Friday, March 13, 2009

In Which Zandar Answers Your Burning Questions

Jim Pethokoukis asks (in what has to be the dumbest burning question evah):
There was a lively exchange last night on The Daily Show between Jon Stewart and CNBC's Jim Cramer, in which Stewart hammered Cramer and the network for being subservient to Wall Street and not alerting viewers to the coming meltdown. Cramer and the network can defend themselves, but what became clear to me is that Stewart really doesn't believe in the idea of a stock market where individuals can go to invest their money and build wealth over the long term. This, I think, is a revealing quote:

Isn't that part of the problem, selling this idea that you don't have to do anything? Anytime you sell people the idea that, sit back and you'll get 10 to 20 percent on your money, don't you always know that that's going to be a lie. When are we going to realize in this country that are wealth is work, that we're workers.

Me: So what is Stewart suggesting, that we "workers" just save insane gobs of money that we squirrel away into low-yielding savings accounts and rely on those savings and Social Security for our retirement?
No Jim. He doesn't. You thick headed fool.

Let me explain this to you slowly and carefully.

He's expecting not to be lied to by guys like Bernie Madoff and Sir Allen Stanford. He's expecting that the people monitoring the activity of guys like Madoff and Stanford -- and Jim Cramer for that matter -- actually monitor them and provide critical government oversight, and not end up empowering them, enabling them, and ignoring them long enough so that they implode in multi billion dollar scandals with our f'ckin money, you ass.

He's expecting that the financial companies that take our assets don't end up betting them on multi-trillion dollar securitized mortgage shit that not even they understand after the lessons of "You don't get something for nothing" in the dot com bubble became painfully clear. He's expecting the government to defend our financial system from such wretched, unsustainable excess that it has literally imperiled the entire globe.

In short, he's expecting the people in charge to act like adults, instead of the world's biggest collection of greedy jagoffs who all happily took our retirement money and played Deal or No Deal with it to the tune of trillions.
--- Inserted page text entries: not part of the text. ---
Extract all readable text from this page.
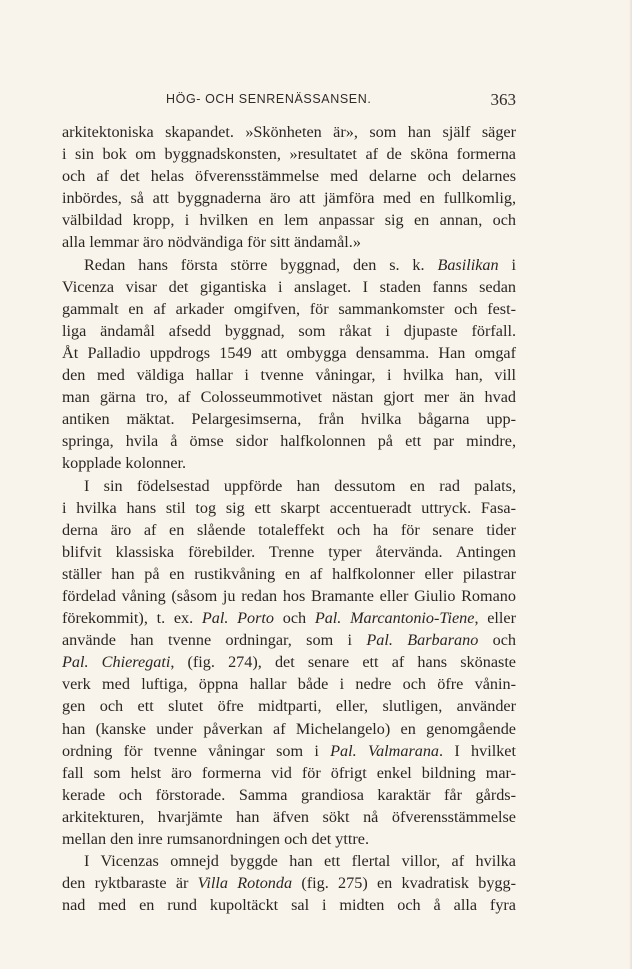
HÖG- OCH SENRENÄSSANSEN.	363
arkitektoniska skapandet. »Skönheten är», som han själf säger
i sin bok om byggnadskonsten, »resultatet af de sköna formerna
och af det helas öfverensstämmelse med delarne och delarnes
inbördes, så att byggnaderna äro att jämföra med en fullkomlig,
välbildad kropp, i hvilken en lem anpassar sig en annan, och
alla lemmar äro nödvändiga för sitt ändamål.»
Redan hans första större byggnad, den s. k. Basilikan i
Vicenza visar det gigantiska i anslaget. I staden fanns sedan
gammalt en af arkader omgifven, för sammankomster och fest-
liga ändamål afsedd byggnad, som råkat i djupaste förfall.
Åt Palladio uppdrogs 1549 att ombygga densamma. Han omgaf
den med väldiga hallar i tvenne våningar, i hvilka han, vill
man gärna tro, af Colosseummotivet nästan gjort mer än hvad
antiken mäktat. Pelargesimserna, från hvilka bågarna upp-
springa, hvila å ömse sidor halfkolonnen på ett par mindre,
kopplade kolonner.
I sin födelsestad uppförde han dessutom en rad palats,
i hvilka hans stil tog sig ett skarpt accentueradt uttryck. Fasa-
derna äro af en slående totaleffekt och ha för senare tider
blifvit klassiska förebilder. Trenne typer återvända. Antingen
ställer han på en rustikvåning en af halfkolonner eller pilastrar
fördelad våning (såsom ju redan hos Bramante eller Giulio Romano
förekommit), t. ex. Pal. Porto och Pal. Marcantonio-Tiene, eller
använde han tvenne ordningar, som i Pal. Barbarano och
Pal. Chieregati, (fig. 274), det senare ett af hans skönaste
verk med luftiga, öppna hallar både i nedre och öfre vånin-
gen och ett slutet öfre midtparti, eller, slutligen, använder
han (kanske under påverkan af Michelangelo) en genomgående
ordning för tvenne våningar som i Pal. Valmarana. I hvilket
fall som helst äro formerna vid för öfrigt enkel bildning mar-
kerade och förstorade. Samma grandiosa karaktär får gårds-
arkitekturen, hvarjämte han äfven sökt nå öfverensstämmelse
mellan den inre rumsanordningen och det yttre.
I Vicenzas omnejd byggde han ett flertal villor, af hvilka
den ryktbaraste är Villa Rotonda (fig. 275) en kvadratisk bygg-
nad med en rund kupoltäckt sal i midten och å alla fyra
Finally, he expects people like Cramer, and Madoff, and Stanford, and you there, Jim, to realize that the greed, lack of regulation, and complete failure of the system needs to never, ever happen again, and for people to stop defending this indefensible garbage and help the rest of us find a real solution instead of demagogic whining about savings accounts in a blatant attempt to take Stewart out of context and accuse him of your own crime of missing the point.
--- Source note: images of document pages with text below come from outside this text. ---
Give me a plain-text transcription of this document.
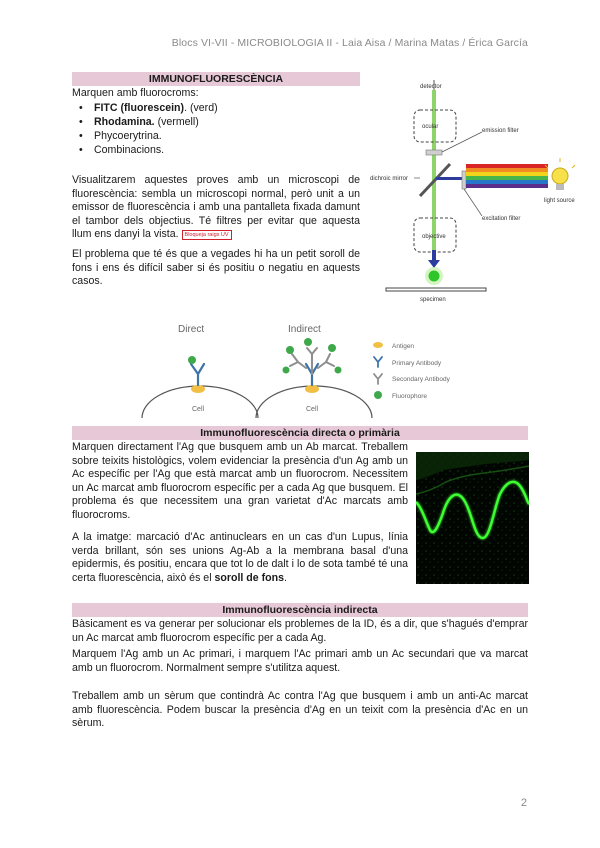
Blocs VI-VII - MICROBIOLOGIA II - Laia Aisa / Marina Matas / Érica García
IMMUNOFLUORESCÈNCIA
Marquen amb fluorocroms:
• FITC (fluorescein). (verd)
• Rhodamina. (vermell)
• Phycoerytrina.
• Combinacions.
Visualitzarem aquestes proves amb un microscopi de fluorescència: sembla un microscopi normal, però unit a un emissor de fluorescència i amb una pantalleta fixada damunt el tambor dels objectius. Té filtres per evitar que aquesta llum ens danyi la vista. Bloqueja raigs UV
El problema que té és que a vegades hi ha un petit soroll de fons i ens és difícil saber si és positiu o negatiu en aquests casos.
detector
ocular
emission filter
dichroic mirror
excitation filter
light source
objective
specimen
Direct	Indirect
Cell	Cell
Antigen
Primary Antibody
Secondary Antibody
Fluorophore
Immunofluorescència directa o primària
Marquen directament l'Ag que busquem amb un Ab marcat. Treballem sobre teixits histològics, volem evidenciar la presència d'un Ag amb un Ac específic per l'Ag que està marcat amb un fluorocrom. Necessitem un Ac marcat amb fluorocrom específic per a cada Ag que busquem. El problema és que necessitem una gran varietat d'Ac marcats amb fluorocroms.
A la imatge: marcació d'Ac antinuclears en un cas d'un Lupus, línia verda brillant, són ses unions Ag-Ab a la membrana basal d'una epidermis, és positiu, encara que tot lo de dalt i lo de sota també té una certa fluorescència, això és el soroll de fons.
Immunofluorescència indirecta
Bàsicament es va generar per solucionar els problemes de la ID, és a dir, que s'hagués d'emprar un Ac marcat amb fluorocrom específic per a cada Ag.
Marquem l'Ag amb un Ac primari, i marquem l'Ac primari amb un Ac secundari que va marcat amb un fluorocrom. Normalment sempre s'utilitza aquest.
Treballem amb un sèrum que contindrà Ac contra l'Ag que busquem i amb un anti-Ac marcat amb fluorescència. Podem buscar la presència d'Ag en un teixit com la presència d'Ac en un sèrum.
2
And while we're on the subject of saving, maybe if Americans actually lived within their means and hadn't created such monstrous, unsustainable debt in the first place, we wouldn't be hurt nearly as much by this crash as we are hurting now.

Everyone bought into Something For Nothing, and in the end, we got a whole hell of a lot of nothing for our troubles. That's a hell of a thing to base your entire financial plans on...and yes, I know your next shrill strike will be about Obama's spending. We've got no choice but to hope it works right now, Jimbo.

Because if it doesn't, America is done.

He follows up his question with this:
The only reason to do that is if you don't believe in the long-run soundness of the American economy. And if the American economy isn't dynamic over the long run, don't expect Social Security or Medicare to meet their meager promises.
No Jim, I do not believe in the long-run soundness of the American economy, if you haven't noticed.

Neither should you. We're in real trouble here. Try to be part of the solution.